Multiply that across thousands of claims, and what looks like “acceptable variation” becomes a major operational drag, with exceptions, manual handling, and reduced confidence in downstream data.
From an insurer’s perspective, claims data is one of the most valuable assets in the business. It feeds pricing, risk management, fraud detection, and long-term portfolio strategy. Yet we often design the front end of that data flow in a way that almost ensures inconsistency and is optimised for claims processing rather than business needs.
Why does this persist? Legacy systems, control or because the friction is felt first by clinics, not insurers. I believe it’s all of the above.

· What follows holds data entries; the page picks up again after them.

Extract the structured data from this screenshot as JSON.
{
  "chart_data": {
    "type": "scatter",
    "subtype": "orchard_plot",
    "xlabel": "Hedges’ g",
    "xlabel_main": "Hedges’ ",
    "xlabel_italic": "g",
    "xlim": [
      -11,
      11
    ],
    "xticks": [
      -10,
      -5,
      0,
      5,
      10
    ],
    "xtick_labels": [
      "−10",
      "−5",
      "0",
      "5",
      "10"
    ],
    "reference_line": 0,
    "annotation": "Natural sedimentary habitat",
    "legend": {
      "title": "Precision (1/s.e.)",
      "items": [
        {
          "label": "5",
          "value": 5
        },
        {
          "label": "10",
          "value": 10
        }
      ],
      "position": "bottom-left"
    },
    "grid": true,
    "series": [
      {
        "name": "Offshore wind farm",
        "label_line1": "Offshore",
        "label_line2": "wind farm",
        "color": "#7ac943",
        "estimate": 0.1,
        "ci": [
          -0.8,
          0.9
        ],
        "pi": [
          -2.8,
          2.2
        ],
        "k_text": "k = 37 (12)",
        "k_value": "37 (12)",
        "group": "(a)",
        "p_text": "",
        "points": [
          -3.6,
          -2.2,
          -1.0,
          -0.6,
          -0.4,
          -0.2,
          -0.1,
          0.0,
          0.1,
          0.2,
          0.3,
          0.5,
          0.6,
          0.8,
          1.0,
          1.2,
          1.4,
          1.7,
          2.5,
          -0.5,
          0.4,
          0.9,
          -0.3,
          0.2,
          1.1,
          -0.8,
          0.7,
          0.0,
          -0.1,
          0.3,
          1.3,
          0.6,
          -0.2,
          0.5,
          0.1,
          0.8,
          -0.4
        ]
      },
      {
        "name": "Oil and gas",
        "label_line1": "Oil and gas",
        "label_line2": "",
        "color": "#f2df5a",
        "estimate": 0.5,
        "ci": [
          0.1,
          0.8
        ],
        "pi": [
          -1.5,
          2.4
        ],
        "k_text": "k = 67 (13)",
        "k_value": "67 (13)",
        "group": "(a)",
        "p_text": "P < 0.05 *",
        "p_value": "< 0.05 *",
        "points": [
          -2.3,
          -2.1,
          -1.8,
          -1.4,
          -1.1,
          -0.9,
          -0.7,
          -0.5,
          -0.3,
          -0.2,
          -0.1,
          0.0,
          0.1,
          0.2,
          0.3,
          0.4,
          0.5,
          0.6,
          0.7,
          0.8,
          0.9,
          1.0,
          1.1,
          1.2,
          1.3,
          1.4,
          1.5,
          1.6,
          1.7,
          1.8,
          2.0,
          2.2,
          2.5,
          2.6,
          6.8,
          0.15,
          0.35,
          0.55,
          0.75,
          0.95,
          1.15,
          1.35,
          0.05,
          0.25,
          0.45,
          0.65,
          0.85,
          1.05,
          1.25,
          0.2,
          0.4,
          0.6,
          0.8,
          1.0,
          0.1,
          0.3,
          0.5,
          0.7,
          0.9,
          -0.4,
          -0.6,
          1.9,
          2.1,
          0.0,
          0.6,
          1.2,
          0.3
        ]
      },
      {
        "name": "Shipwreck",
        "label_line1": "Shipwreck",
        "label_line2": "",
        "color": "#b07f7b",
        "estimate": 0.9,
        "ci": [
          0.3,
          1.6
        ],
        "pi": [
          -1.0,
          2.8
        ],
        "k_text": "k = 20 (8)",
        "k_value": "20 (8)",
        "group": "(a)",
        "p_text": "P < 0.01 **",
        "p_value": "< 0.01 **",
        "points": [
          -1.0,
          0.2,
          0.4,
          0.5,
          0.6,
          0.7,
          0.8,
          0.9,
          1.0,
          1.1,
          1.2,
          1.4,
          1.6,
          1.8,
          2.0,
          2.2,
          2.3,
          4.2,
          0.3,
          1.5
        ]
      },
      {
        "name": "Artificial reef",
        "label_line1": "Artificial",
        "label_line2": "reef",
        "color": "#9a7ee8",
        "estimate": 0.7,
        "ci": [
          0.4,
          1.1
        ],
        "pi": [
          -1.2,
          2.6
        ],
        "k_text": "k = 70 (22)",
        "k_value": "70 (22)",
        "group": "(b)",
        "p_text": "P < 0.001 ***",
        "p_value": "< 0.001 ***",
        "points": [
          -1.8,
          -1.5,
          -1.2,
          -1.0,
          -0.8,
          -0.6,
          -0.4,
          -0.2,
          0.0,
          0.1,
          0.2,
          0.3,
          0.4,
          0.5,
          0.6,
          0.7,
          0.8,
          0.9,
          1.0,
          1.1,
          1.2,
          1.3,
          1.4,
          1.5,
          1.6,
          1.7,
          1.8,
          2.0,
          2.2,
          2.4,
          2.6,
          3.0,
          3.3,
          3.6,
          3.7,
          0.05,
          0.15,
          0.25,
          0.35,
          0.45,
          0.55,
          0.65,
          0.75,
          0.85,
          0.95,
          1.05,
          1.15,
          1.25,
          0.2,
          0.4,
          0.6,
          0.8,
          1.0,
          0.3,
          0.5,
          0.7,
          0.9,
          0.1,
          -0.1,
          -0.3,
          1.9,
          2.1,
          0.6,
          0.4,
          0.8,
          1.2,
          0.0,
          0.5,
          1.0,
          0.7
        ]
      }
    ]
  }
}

But here’s the real question worth debating:
Is controlling how claims are submitted more important than improving the quality of the data itself?
Now imagine a different standard – one where claims are submitted directly from the clinic’s practice management system (PMS), validated during submission and only accepted to the insurer if all information is correct. A workflow built around how clinics and insurers actually operate, resulting in more accurate data for insurers.
When claims are captured inside the clinic’s PMS it creates that new standard, and everything downstream changes. Automated workflows scan and interpret information far more reliably. Treatment dates, diagnosis codes, and costs can be identified with confidence.
The shift also changes the economics of claims handling. Less manual intervention, faster processing and much fewer avoidable errors. And over time, a cleaner, more trustworthy dataset that supports trend analysis, underwriting decisions, and pricing strategy.
Of course, integration isn’t trivial, 30+ PMSs and 5,000+ clinics must meet the requirements. Insurers already invest heavily in downstream cleansing, but if the source data is flawed, even the best systems produce poor results. The question is where effort matters most.
If claims data truly is a strategic asset, then improving how it’s captured at the source deserves more attention than it currently gets. Reducing friction at the clinic level isn’t just a service improvement – it’s a data strategy – creating better inputs for better decisions.
So, do you want to keep relying on manually input data or start leveraging a true competitive advantage?